Dry Sore and Tender Skin in Seniors

Are you a senior who has dry sore and tender skin? There has to an answer! Yes, the answer is moisturizers.  It is important to moisturize your skin in the senior years. This is because the skin tends to dry out as part of the aging process, causing dry, sore and tender skin in seniors. The skin becomes thinner, losing some of its protective water/fatty layer.

Read on for ideas and information on skin that feels better.

If you are a resident in a rehab center, perhaps for speech or occupational therapy, you can apply these great tips. If you are visiting as an outpatient, you will find some useful tips here too.

 

Moisturizers Keep Water in the Skin

Invest in a suitable moisturizer for the hands and the face of a senior person.

Beauty moisturizing creams for senior women are often rich in malic acid and retinoic acid.

A general light moisturizing cream can be used for the rest of the body. Some of the places that people commonly apply moisturizer to include the arms, legs, the neck, chest area.

Read the good habits listed below to keep in moisture and avoid dry, sore and tender skin in seniors.

If moisturizing is not sufficient to fix dry, itchy skin, a dermatologist can help find a solution. Occasionally, medicated creams are needed for dry, itchy skin.

 

Moisturizers and Mobility

If you cannot apply moisturizer to hard-to-reach places for reasons of lack of mobility, look online for long handled applicators .
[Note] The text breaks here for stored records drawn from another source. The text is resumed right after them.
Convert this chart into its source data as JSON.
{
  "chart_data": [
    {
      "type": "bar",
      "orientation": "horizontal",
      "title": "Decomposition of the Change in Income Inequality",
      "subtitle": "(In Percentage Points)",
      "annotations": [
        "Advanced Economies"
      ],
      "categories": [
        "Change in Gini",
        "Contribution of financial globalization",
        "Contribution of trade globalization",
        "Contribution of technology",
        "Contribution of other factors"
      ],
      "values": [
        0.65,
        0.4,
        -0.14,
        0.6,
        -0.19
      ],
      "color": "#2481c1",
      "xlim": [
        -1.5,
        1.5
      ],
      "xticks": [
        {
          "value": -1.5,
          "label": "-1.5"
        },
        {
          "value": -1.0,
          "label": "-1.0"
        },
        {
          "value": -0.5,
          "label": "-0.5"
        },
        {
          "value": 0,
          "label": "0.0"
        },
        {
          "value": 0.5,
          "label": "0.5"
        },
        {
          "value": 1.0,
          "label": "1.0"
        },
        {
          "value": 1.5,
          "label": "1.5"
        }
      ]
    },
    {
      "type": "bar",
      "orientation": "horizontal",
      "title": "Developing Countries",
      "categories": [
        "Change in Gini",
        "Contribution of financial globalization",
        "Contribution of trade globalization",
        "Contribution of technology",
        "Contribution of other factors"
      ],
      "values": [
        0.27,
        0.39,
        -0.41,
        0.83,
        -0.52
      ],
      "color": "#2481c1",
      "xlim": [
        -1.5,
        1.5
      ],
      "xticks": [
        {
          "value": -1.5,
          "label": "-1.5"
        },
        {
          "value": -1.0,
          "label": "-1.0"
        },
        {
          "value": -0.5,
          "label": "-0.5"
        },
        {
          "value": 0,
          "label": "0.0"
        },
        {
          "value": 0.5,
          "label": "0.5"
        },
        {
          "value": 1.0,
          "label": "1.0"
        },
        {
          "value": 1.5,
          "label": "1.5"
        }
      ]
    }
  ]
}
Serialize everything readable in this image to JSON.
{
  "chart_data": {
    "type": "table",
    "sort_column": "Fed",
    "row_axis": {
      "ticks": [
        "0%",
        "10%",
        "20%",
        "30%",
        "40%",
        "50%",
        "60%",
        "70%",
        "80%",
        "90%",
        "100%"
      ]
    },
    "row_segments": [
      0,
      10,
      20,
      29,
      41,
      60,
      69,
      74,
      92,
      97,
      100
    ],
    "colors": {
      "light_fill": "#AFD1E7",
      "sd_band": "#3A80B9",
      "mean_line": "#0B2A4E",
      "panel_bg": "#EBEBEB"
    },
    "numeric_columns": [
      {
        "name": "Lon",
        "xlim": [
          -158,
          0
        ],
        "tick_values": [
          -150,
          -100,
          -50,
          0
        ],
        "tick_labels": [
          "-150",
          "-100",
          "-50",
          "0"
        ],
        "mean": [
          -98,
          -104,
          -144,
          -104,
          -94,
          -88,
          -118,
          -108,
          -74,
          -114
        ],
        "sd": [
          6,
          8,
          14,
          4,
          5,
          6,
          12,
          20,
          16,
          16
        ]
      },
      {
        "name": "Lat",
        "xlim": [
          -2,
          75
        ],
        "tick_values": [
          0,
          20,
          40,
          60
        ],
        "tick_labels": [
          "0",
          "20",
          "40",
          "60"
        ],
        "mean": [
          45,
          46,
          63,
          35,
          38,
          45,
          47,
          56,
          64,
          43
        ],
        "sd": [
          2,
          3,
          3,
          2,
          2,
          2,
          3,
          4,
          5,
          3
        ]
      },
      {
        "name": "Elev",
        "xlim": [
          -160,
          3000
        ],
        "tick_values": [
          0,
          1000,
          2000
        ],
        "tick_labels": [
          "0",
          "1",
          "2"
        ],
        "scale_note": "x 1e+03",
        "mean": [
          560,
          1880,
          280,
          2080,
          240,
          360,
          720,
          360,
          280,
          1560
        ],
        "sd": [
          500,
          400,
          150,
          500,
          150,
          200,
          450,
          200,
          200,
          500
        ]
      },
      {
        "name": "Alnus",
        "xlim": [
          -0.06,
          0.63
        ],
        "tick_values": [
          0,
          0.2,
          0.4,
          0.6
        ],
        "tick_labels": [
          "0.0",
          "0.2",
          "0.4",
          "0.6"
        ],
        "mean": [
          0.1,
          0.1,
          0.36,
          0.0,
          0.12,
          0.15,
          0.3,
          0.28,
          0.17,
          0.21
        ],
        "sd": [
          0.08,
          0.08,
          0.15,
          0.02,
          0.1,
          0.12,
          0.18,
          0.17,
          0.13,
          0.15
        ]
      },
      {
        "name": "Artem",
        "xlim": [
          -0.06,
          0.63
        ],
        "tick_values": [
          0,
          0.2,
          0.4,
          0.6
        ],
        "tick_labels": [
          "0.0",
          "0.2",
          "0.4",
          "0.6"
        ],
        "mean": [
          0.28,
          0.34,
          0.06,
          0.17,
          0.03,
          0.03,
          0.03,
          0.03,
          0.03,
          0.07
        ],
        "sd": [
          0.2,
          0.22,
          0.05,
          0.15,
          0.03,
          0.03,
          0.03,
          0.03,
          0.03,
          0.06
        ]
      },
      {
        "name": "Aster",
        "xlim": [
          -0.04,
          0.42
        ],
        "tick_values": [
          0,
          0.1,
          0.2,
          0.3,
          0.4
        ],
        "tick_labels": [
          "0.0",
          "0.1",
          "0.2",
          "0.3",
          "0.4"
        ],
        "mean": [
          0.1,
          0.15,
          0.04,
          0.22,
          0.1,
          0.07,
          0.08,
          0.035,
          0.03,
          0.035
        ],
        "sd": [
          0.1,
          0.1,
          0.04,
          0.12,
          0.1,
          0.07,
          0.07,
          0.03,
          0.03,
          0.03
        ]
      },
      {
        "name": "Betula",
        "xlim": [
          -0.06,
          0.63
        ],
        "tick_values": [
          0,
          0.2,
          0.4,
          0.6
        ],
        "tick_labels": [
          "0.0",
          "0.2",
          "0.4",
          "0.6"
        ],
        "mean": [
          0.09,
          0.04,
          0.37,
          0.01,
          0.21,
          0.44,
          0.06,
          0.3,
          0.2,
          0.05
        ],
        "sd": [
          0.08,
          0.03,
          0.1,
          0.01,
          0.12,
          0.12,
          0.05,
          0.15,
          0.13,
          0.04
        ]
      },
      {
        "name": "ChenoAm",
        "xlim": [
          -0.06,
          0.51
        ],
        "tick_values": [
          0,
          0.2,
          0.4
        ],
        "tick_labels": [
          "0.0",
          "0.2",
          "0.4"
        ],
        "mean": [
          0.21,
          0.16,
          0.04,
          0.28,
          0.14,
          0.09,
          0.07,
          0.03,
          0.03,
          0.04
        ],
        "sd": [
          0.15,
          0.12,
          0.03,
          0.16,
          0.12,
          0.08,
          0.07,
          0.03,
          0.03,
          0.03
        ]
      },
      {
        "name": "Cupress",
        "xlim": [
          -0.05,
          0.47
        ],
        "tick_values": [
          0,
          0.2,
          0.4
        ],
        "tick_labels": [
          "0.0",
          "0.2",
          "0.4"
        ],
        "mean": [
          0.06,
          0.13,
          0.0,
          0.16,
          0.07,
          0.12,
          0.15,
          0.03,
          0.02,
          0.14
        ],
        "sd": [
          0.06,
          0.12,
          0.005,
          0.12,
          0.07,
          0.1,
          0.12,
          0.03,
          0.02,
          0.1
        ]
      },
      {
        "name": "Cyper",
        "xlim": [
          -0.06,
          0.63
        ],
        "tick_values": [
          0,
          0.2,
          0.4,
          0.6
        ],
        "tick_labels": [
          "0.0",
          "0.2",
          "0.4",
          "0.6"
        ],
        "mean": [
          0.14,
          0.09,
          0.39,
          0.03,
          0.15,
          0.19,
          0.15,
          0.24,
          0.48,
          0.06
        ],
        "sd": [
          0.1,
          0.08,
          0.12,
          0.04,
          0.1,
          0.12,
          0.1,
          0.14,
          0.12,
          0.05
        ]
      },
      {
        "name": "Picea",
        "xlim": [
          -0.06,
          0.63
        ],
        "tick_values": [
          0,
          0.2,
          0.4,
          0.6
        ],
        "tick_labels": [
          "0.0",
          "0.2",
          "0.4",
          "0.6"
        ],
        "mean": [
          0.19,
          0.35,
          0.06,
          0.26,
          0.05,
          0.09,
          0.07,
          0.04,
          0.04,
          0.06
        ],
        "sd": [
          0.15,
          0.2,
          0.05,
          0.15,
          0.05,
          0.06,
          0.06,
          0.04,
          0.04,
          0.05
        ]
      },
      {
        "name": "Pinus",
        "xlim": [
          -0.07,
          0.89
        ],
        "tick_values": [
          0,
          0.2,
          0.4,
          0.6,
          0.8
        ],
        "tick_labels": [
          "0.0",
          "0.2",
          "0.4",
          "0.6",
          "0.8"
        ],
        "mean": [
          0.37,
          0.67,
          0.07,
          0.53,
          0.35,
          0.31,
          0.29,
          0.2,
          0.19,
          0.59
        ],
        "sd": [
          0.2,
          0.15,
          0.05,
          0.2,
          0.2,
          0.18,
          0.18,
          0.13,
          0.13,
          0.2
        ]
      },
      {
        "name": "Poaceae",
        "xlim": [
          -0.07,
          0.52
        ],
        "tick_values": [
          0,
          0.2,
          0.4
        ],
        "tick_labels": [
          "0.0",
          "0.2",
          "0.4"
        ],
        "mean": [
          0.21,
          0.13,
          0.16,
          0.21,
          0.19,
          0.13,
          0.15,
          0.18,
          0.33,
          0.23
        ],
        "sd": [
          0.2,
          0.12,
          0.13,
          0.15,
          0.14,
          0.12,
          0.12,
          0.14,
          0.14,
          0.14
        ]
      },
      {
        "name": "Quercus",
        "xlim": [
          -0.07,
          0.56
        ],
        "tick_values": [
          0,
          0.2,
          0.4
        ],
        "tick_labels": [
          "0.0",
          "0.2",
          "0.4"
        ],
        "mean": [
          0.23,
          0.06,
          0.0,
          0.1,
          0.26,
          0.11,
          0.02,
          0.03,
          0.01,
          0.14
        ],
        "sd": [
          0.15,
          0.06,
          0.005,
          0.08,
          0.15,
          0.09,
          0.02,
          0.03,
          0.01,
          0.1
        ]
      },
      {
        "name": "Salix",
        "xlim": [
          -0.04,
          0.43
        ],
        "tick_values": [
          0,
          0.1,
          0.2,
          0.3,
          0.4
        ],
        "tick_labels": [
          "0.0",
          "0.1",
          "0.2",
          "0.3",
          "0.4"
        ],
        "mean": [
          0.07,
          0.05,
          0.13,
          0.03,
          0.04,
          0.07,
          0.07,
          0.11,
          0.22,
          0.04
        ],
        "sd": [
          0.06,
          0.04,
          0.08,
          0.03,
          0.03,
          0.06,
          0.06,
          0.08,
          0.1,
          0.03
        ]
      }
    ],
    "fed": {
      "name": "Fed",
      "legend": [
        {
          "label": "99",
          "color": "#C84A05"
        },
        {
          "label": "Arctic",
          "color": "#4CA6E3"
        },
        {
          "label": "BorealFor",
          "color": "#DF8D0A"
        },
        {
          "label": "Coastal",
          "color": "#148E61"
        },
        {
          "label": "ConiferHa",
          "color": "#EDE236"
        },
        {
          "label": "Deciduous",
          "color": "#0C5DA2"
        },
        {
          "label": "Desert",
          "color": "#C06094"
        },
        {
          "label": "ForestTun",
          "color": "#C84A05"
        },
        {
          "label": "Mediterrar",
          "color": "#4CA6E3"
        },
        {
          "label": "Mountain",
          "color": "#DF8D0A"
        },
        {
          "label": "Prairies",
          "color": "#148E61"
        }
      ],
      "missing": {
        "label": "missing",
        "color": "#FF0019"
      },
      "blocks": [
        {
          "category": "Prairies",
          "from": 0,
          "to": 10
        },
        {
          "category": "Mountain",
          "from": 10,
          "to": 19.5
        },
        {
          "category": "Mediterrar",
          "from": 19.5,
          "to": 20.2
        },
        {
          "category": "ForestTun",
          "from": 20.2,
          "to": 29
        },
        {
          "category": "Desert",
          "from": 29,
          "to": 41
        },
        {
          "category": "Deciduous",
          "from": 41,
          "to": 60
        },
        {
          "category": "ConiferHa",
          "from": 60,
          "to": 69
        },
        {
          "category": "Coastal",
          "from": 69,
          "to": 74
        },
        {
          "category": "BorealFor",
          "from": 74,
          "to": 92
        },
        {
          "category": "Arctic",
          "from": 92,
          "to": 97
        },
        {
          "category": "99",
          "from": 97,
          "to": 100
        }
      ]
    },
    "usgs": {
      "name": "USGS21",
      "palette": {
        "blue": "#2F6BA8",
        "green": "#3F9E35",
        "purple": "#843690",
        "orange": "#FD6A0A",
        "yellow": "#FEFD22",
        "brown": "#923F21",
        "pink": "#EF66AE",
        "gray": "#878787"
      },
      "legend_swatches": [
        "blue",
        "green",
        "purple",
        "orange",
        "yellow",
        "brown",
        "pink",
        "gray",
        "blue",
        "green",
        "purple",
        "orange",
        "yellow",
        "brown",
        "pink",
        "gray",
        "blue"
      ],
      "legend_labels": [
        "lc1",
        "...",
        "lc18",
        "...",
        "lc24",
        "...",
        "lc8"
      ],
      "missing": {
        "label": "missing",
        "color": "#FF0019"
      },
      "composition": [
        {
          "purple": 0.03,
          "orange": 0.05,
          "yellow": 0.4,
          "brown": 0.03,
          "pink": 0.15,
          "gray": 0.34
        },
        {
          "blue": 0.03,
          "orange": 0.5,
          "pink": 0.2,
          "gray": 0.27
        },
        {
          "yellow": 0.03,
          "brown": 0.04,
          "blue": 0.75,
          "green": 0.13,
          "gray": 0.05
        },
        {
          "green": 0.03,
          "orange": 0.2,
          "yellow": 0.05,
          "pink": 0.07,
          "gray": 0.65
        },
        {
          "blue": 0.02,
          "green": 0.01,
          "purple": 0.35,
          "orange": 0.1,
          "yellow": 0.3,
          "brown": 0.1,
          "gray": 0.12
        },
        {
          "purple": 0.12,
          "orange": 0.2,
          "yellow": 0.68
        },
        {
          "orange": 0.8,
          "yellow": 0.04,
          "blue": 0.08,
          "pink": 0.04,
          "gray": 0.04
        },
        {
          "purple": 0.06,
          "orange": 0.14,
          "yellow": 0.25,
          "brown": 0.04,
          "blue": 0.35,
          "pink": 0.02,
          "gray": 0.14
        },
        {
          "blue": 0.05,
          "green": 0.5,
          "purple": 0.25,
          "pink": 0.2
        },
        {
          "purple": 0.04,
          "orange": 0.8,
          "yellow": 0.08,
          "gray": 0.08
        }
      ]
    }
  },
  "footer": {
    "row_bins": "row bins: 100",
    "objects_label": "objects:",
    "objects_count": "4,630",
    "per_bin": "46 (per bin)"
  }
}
A family member or friend might be happy to indulge you, by rubbing some moisturizing cream or lotion into dry facial skin or to the hands.

 

Foods that Can Promote Skin Moisturization

Foods that promote moisture and elasticity in the skin are foods that are rich in:

  • Healthy fats. If your diet allows, include these in your diet – fatty fish, avocados and walnuts
  • Vitamin A from sweet potatoes, red and yellow peppers.
  • Vitamin B3 from sources such as from liver and chicken breast, mushrooms, eggs, leafy greens.

 

Skin-Drying Habits to Avoid

  • Over-frequently washing the hands or face.
  • Use of harsh hand soap. Instead, use a soap-free soap.
  • Sucking of lips. This can dry them out. Dry lips will come back to life with some loving lip balm.
  • Overheating the room with different types of heaters

 

Good Habits that Promote Skin Hydration

 

Outdoors

  • Use lip balm summer and winter to keep lips moisturized.
  • In the summer and on sunny days in other seasons remember to use sunscreen. This is the prime tool against sun-dried skin.
  • On cool and wintry days, when going outdoors, wrap up warm. Protect your hands with gloves.

 

Dry sore and tender skin in seniors is not something a person has to live with, especially if it is not due to a medical cause. Moisturizing the skin is often a fairly simple solution. Rubbing in a little moisturizer can also do wonders for a person’s morale. That is especially important, if you are a patient in rehab. So apply that moisturizer to yourself or to a loved one. Let that good feeling of being loved and cared-for spread all over!

 

dry sore and tender skin in seniors can be moisturized to feel much better

Dry sore and tender skin in seniors can be moisturized to feel much sotfer and smoother.